Lyle has been painting a picture of Jose and Kitty as monsters who ran their sons' lives in the tiniest detail, crushing any aspirations to independence by handing out cruel punishments for trivial offenses. Much worse, he testified, when he was seven, Jose "would be in the bathroom, and he'd put me on my knees. He'd guide me in all my movements, and I'd have oral sex with him." Also, "he used objects, a toothbrush, some sort of utensil brush . . . he'd take my pants off, lay me on the bed. He'd have a tube of Vaseline, and he'd just play with me." Worse yet, "he raped me." Lyle testified that he took out some of his rage by violating Erik with a toothbrush. On the stand, he sobbingly apologized to Erik -- a display the prosecution tried to paint as a bathetic phony.
By Lyle's own testimony, his father's sexual abuse stopped when he was eight -- 13 years before the killings. Kitty, though, or so Lyle said, continued to bathe him "everywhere" and invite him into her bed and instruct him to touch her "everywhere" until he was 13. From then on, he said, he avoided her bed, but "we had arguments over that for a long time -- my whole life, really." On Tuesday, Aug. 15, during one loud argument, Kitty ripped off Lyle's toupee in front of Erik, who allegedly had not known his older brother was bald.
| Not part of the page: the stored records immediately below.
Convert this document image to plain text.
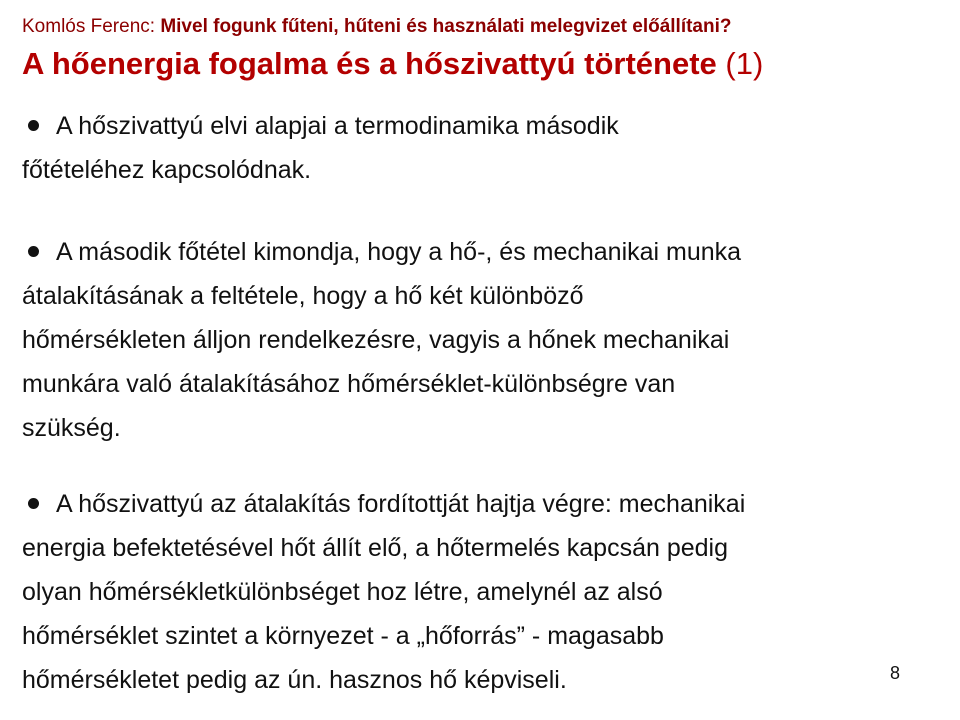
Komlós Ferenc: Mivel fogunk fűteni, hűteni és használati melegvizet előállítani?
A hőenergia fogalma és a hőszivattyú története (1)
A hőszivattyú elvi alapjai a termodinamika második
főtételéhez kapcsolódnak.
A második főtétel kimondja, hogy a hő-, és mechanikai munka
átalakításának a feltétele, hogy a hő két különböző
hőmérsékleten álljon rendelkezésre, vagyis a hőnek mechanikai
munkára való átalakításához hőmérséklet-különbségre van
szükség.
A hőszivattyú az átalakítás fordítottját hajtja végre: mechanikai
energia befektetésével hőt állít elő, a hőtermelés kapcsán pedig
olyan hőmérsékletkülönbséget hoz létre, amelynél az alsó
hőmérséklet szintet a környezet - a „hőforrás” - magasabb
hőmérsékletet pedig az ún. hasznos hő képviseli.	8
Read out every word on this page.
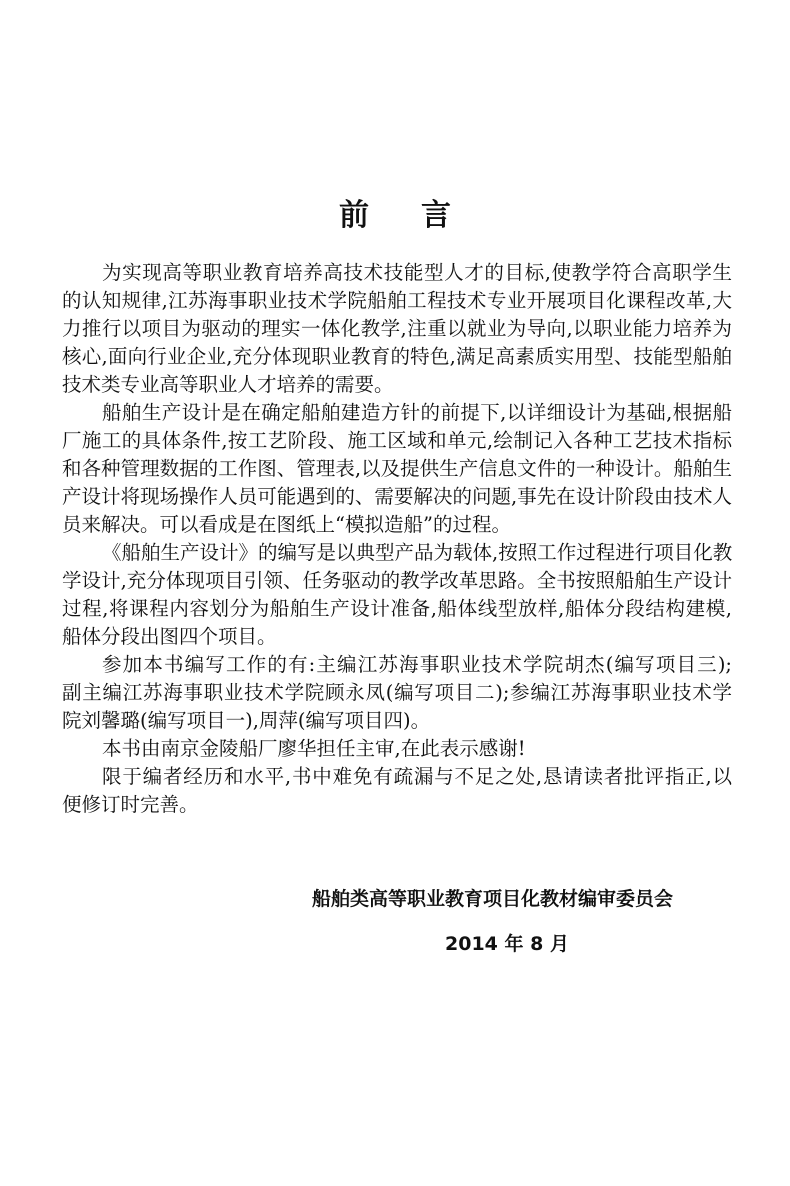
前言
为实现高等职业教育培养高技术技能型人才的目标,使教学符合高职学生
的认知规律,江苏海事职业技术学院船舶工程技术专业开展项目化课程改革,大
力推行以项目为驱动的理实一体化教学,注重以就业为导向,以职业能力培养为
核心,面向行业企业,充分体现职业教育的特色,满足高素质实用型、技能型船舶
技术类专业高等职业人才培养的需要。
船舶生产设计是在确定船舶建造方针的前提下,以详细设计为基础,根据船
厂施工的具体条件,按工艺阶段、施工区域和单元,绘制记入各种工艺技术指标
和各种管理数据的工作图、管理表,以及提供生产信息文件的一种设计。船舶生
产设计将现场操作人员可能遇到的、需要解决的问题,事先在设计阶段由技术人
员来解决。可以看成是在图纸上“模拟造船”的过程。
《船舶生产设计》的编写是以典型产品为载体,按照工作过程进行项目化教
学设计,充分体现项目引领、任务驱动的教学改革思路。全书按照船舶生产设计
过程,将课程内容划分为船舶生产设计准备,船体线型放样,船体分段结构建模,
船体分段出图四个项目。
参加本书编写工作的有:主编江苏海事职业技术学院胡杰(编写项目三);
副主编江苏海事职业技术学院顾永凤(编写项目二);参编江苏海事职业技术学
院刘馨璐(编写项目一),周萍(编写项目四)。
本书由南京金陵船厂廖华担任主审,在此表示感谢!
限于编者经历和水平,书中难免有疏漏与不足之处,恳请读者批评指正,以
便修订时完善。
船舶类高等职业教育项目化教材编审委员会
2014 年 8 月
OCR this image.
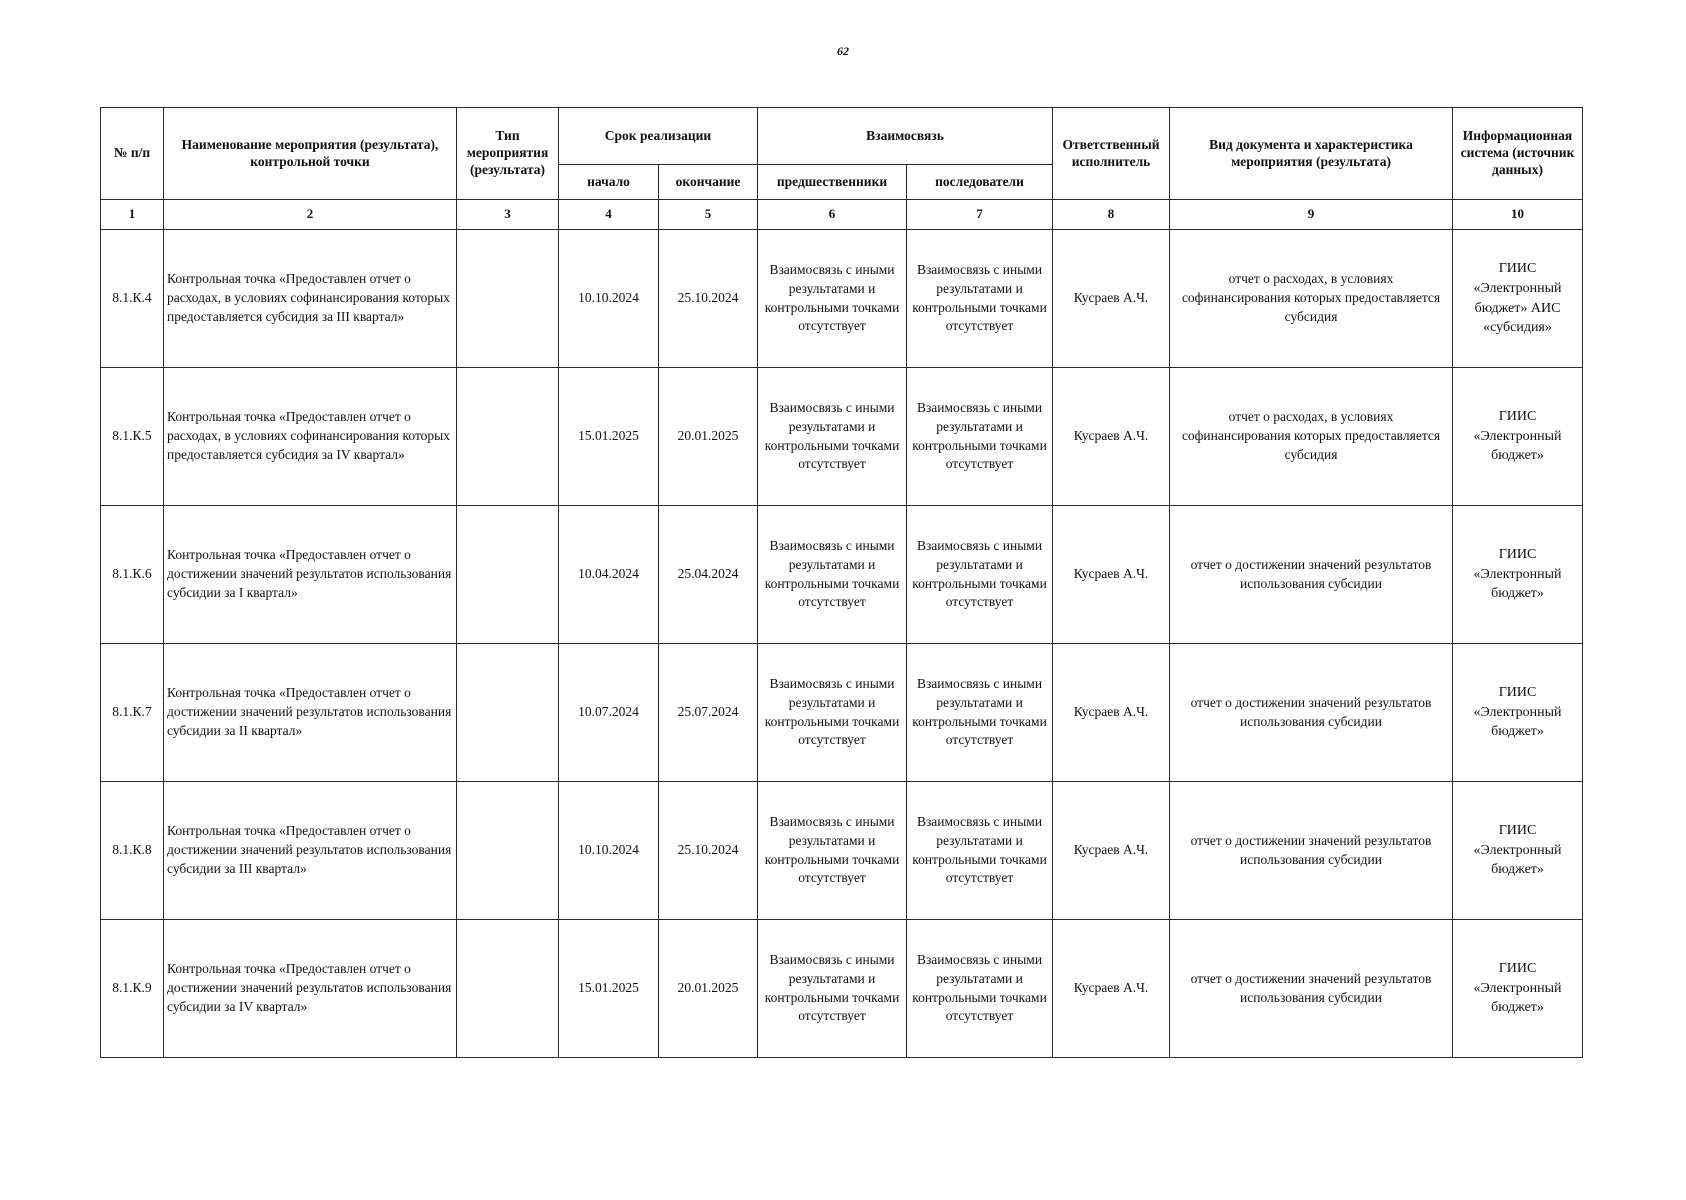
62
№ п/п	Наименование мероприятия (результата), контрольной точки	Тип мероприятия (результата)	Срок реализации		Взаимосвязь		Ответственный исполнитель	Вид документа и характеристика мероприятия (результата)	Информационная система (источник данных)
			начало	окончание	предшественники	последователи			
1	2	3	4	5	6	7	8	9	10
8.1.К.4	Контрольная точка «Предоставлен отчет о расходах, в условиях софинансирования которых предоставляется субсидия за III квартал»		10.10.2024	25.10.2024	Взаимосвязь с иными результатами и контрольными точками отсутствует	Взаимосвязь с иными результатами и контрольными точками отсутствует	Кусраев А.Ч.	отчет о расходах, в условиях софинансирования которых предоставляется субсидия	ГИИС «Электронный бюджет» АИС «субсидия»
8.1.К.5	Контрольная точка «Предоставлен отчет о расходах, в условиях софинансирования которых предоставляется субсидия за IV квартал»		15.01.2025	20.01.2025	Взаимосвязь с иными результатами и контрольными точками отсутствует	Взаимосвязь с иными результатами и контрольными точками отсутствует	Кусраев А.Ч.	отчет о расходах, в условиях софинансирования которых предоставляется субсидия	ГИИС «Электронный бюджет»
8.1.К.6	Контрольная точка «Предоставлен отчет о достижении значений результатов использования субсидии за I квартал»		10.04.2024	25.04.2024	Взаимосвязь с иными результатами и контрольными точками отсутствует	Взаимосвязь с иными результатами и контрольными точками отсутствует	Кусраев А.Ч.	отчет о достижении значений результатов использования субсидии	ГИИС «Электронный бюджет»
8.1.К.7	Контрольная точка «Предоставлен отчет о достижении значений результатов использования субсидии за II квартал»		10.07.2024	25.07.2024	Взаимосвязь с иными результатами и контрольными точками отсутствует	Взаимосвязь с иными результатами и контрольными точками отсутствует	Кусраев А.Ч.	отчет о достижении значений результатов использования субсидии	ГИИС «Электронный бюджет»
8.1.К.8	Контрольная точка «Предоставлен отчет о достижении значений результатов использования субсидии за III квартал»		10.10.2024	25.10.2024	Взаимосвязь с иными результатами и контрольными точками отсутствует	Взаимосвязь с иными результатами и контрольными точками отсутствует	Кусраев А.Ч.	отчет о достижении значений результатов использования субсидии	ГИИС «Электронный бюджет»
8.1.К.9	Контрольная точка «Предоставлен отчет о достижении значений результатов использования субсидии за IV квартал»		15.01.2025	20.01.2025	Взаимосвязь с иными результатами и контрольными точками отсутствует	Взаимосвязь с иными результатами и контрольными точками отсутствует	Кусраев А.Ч.	отчет о достижении значений результатов использования субсидии	ГИИС «Электронный бюджет»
And that, if Lyle is to be believed, started the fatal sequence. Moved by his brother's pain and embarrassment over the toupee incident, Erik impulsively confessed to Lyle that Jose was continuing his sexual abuse of the younger brother. Two days later, said Lyle, he confronted Jose and told his father to leave Erik alone, which started three days of escalating arguments. Jose, according to Lyle, told him, "What I do with my son is my own business. Don't throw your life away. Stay out of it." Lyle interpreted that and some later remarks by his father, he said, as threats to kill his sons to prevent an exposure that would ruin his hoped-for political career (Jose nursed an ambition to become the first Cuban-born U.S. Senator).